Springe. Springe ist Vorbild in Sachen Klimaschutz - so die Einschätzung des Umweltausschusses der Region Hannover. Die Mitglieder und Umweltdezernent Axel Priebs haben vier Klimaschutzprojekte genau unter die Lupe genommen.

Der Klimaschutzausschuss hat nicht nur Halt in Hannover, Empelde und Hemmingen gemacht, sondern auf seiner Fahrt auch eine Station im Eldagser Energie- und Umweltzentrum eingeplant.

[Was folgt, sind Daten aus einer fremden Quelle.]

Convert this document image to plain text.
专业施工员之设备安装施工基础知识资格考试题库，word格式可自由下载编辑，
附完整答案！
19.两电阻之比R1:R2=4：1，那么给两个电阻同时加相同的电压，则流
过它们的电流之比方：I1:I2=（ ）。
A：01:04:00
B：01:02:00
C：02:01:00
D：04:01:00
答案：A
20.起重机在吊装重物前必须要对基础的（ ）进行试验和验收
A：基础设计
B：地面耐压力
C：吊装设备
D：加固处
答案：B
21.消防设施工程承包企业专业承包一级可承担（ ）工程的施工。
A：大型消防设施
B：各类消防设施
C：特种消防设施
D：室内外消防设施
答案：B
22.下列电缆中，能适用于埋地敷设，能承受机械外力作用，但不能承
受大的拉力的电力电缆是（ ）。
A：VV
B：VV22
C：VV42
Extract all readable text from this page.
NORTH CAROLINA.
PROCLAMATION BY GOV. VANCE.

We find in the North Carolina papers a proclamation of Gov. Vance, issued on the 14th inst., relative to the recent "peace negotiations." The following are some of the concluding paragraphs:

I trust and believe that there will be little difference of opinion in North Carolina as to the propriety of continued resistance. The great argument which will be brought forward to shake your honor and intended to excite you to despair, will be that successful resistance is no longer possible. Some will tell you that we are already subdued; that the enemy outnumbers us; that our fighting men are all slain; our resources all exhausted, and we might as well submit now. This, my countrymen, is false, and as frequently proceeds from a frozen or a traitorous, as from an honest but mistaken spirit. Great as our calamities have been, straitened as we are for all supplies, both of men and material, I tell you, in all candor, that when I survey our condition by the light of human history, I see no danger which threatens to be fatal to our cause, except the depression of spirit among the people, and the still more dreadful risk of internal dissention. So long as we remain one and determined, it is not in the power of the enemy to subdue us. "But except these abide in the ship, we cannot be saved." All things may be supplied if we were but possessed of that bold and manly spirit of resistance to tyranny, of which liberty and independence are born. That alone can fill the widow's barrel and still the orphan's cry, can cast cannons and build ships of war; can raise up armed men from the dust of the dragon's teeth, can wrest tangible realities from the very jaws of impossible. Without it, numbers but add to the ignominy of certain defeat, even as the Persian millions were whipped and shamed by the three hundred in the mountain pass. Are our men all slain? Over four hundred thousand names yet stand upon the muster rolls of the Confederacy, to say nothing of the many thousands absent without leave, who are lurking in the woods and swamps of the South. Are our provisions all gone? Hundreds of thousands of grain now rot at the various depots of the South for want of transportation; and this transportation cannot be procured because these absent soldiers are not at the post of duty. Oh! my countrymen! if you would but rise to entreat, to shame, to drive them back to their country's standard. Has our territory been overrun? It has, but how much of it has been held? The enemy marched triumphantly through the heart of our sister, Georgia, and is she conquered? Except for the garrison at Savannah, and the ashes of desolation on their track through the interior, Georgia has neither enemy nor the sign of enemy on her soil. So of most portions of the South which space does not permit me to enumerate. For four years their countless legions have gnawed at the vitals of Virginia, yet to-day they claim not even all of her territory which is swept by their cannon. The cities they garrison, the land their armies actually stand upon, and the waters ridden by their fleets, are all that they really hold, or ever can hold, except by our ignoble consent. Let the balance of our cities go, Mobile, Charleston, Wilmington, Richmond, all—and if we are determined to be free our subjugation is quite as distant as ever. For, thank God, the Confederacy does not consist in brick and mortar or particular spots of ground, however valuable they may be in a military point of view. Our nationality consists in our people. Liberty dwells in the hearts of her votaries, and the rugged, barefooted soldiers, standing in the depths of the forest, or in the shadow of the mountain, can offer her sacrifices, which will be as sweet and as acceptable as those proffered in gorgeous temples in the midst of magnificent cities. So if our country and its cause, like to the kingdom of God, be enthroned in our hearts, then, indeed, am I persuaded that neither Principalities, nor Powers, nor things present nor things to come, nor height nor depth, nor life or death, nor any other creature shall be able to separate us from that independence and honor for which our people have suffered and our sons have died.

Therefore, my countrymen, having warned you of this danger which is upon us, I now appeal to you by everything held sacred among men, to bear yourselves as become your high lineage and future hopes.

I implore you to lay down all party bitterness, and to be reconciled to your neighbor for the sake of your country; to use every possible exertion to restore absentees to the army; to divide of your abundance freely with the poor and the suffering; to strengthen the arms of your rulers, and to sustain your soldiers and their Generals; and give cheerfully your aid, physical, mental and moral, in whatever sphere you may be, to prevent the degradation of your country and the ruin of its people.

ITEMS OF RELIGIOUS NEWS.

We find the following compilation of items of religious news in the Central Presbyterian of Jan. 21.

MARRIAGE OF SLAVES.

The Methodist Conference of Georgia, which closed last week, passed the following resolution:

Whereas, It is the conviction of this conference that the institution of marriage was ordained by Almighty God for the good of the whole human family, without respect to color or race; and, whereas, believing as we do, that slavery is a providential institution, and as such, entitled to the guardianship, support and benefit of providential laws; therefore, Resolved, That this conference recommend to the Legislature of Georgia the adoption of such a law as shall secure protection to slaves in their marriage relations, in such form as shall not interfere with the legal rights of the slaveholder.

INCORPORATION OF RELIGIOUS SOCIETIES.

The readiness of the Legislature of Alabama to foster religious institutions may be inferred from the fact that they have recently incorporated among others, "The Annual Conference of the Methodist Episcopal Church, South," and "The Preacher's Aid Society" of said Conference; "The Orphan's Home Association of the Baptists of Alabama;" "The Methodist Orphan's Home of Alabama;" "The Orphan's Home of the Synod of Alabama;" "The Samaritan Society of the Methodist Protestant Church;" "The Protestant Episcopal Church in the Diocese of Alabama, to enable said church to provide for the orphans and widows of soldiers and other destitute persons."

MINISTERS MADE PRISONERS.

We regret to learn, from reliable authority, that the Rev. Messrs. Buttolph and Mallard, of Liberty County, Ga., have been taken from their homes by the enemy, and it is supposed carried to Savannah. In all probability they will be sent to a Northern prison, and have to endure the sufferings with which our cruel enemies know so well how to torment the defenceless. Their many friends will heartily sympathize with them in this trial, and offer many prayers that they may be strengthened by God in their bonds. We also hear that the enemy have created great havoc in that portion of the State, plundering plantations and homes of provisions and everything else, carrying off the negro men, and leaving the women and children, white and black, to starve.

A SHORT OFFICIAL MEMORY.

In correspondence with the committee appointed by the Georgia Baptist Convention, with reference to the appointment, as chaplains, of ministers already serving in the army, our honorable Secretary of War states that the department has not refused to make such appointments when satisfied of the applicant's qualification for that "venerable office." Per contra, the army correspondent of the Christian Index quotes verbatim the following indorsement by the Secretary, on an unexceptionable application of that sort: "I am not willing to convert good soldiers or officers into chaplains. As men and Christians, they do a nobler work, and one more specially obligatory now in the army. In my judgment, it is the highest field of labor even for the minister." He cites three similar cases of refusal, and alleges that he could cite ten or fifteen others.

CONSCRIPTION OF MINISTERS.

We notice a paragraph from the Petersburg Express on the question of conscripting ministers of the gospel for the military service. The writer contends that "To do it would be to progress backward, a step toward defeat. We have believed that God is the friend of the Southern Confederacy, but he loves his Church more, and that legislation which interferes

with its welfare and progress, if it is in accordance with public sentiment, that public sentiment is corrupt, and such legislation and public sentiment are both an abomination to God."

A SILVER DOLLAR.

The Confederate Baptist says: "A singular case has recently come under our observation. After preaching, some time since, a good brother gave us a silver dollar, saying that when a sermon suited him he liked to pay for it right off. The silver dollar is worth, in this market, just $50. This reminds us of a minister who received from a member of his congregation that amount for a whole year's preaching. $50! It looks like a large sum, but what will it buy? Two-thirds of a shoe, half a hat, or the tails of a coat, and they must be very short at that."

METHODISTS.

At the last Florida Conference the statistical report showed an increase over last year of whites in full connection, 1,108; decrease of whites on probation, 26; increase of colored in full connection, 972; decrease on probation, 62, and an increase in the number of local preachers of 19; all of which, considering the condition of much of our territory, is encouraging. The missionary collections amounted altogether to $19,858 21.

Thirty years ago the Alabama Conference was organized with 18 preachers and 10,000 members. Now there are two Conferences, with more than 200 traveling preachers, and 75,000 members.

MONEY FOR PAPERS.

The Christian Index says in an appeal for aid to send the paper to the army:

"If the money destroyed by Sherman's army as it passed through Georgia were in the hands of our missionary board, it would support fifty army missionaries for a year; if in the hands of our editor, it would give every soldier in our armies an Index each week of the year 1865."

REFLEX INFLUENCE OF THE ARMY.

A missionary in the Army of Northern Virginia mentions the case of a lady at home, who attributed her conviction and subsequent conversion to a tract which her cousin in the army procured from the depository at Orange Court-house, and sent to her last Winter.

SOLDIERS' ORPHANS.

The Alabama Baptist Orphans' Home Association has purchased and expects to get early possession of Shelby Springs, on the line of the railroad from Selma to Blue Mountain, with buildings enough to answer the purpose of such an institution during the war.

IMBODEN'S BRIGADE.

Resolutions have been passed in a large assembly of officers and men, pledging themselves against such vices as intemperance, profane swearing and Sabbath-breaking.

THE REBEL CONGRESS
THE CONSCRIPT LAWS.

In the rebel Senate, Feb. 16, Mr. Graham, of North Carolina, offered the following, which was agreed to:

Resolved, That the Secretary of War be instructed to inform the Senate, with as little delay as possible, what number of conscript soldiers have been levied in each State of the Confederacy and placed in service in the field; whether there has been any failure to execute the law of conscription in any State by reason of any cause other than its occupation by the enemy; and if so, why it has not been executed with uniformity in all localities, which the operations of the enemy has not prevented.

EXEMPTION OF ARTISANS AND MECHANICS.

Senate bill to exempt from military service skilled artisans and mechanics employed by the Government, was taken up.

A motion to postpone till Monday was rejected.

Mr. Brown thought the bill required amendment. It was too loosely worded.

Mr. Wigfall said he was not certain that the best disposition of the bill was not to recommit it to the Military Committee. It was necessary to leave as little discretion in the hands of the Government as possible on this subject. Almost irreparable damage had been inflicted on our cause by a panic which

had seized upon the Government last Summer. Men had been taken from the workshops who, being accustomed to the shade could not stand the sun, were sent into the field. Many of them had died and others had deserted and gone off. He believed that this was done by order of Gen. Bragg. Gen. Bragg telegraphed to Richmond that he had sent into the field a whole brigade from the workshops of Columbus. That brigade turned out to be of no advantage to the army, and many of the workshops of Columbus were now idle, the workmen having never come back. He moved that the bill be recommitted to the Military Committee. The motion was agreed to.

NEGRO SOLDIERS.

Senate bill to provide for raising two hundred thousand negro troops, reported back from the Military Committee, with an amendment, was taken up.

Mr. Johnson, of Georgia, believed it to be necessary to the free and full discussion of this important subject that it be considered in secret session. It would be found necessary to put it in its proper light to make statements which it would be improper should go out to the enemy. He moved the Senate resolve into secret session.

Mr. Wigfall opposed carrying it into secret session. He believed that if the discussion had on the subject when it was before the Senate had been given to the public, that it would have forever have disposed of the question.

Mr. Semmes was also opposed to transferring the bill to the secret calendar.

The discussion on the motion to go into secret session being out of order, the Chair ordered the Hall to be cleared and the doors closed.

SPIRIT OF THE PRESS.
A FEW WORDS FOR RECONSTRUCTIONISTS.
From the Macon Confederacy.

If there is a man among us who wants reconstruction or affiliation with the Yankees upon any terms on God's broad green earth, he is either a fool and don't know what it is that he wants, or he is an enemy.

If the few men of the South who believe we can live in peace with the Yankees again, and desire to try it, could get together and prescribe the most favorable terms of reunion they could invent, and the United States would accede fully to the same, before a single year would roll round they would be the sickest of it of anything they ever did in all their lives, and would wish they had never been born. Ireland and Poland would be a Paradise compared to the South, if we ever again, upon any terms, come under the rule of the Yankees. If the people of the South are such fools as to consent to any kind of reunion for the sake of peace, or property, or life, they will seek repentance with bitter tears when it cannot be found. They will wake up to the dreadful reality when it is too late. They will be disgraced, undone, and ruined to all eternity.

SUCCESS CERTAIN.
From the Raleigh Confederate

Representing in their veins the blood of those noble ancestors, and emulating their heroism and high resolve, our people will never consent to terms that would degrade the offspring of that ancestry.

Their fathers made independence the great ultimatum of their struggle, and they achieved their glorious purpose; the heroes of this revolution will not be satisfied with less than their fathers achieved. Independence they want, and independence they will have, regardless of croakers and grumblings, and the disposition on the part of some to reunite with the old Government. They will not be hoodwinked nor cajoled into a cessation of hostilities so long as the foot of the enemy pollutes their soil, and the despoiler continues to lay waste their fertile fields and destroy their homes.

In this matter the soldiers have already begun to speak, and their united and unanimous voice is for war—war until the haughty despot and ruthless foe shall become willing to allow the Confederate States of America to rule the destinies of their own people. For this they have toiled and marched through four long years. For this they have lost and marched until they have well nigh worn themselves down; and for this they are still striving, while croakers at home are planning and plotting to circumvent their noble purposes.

Der Vorsitzende des Vereins, Wilfried Walther und sein Stellvertreter Dirk Schröder-Brandi nutzten die Gelegenheit, um den Experten die Einrichtung zu zeigen und ihnen die Ziele des Zentrums näherzubringen. „Wir sind das erste Bildungszentrum Deutschlands, das sich Themen von Umwelt bis Bauen und darüber hinaus in diesem Umfang widmet“, sagte Walther vor den angereisten Besuchern und dem Ortsbürgermeister Heinrich Freimann.

Neben der hohen Energieeffizienz und der rationellen Energieumwandlung und Speicherung seien auch erneuerbare Energien Themen des Umweltzentrums.

Infos über Fernwärmenetz

Auch Marcus Diekmann, Geschäftsführer der Springer Stadtwerke, informierte den Klimaschutzausschuss über das geplante Fernwärmenetz. Eine endgültige Förderzusage für das Millionenprojekt haben die Stadtwerke aber noch immer nicht, wie Diekmann betonte. Trotzdem hält das Unternehmen an den Plänen fest. „Unser Ziel ist es, den Energiefaktor Null zu erreichen“, sagte Diekmann vor den Ausschussmitgliedern. Die Stadtwerke würden damit nicht nur die Klimaschutzziele erfüllen und Arbeitsplätze schaffen, sondern „auch eine Vorreiterrolle in Sachen innovativer Energieversorgung einnehmen“. Denn in kleineren Städten sei die Nutzung von Fernwärme bislang eher eine Ausnahme.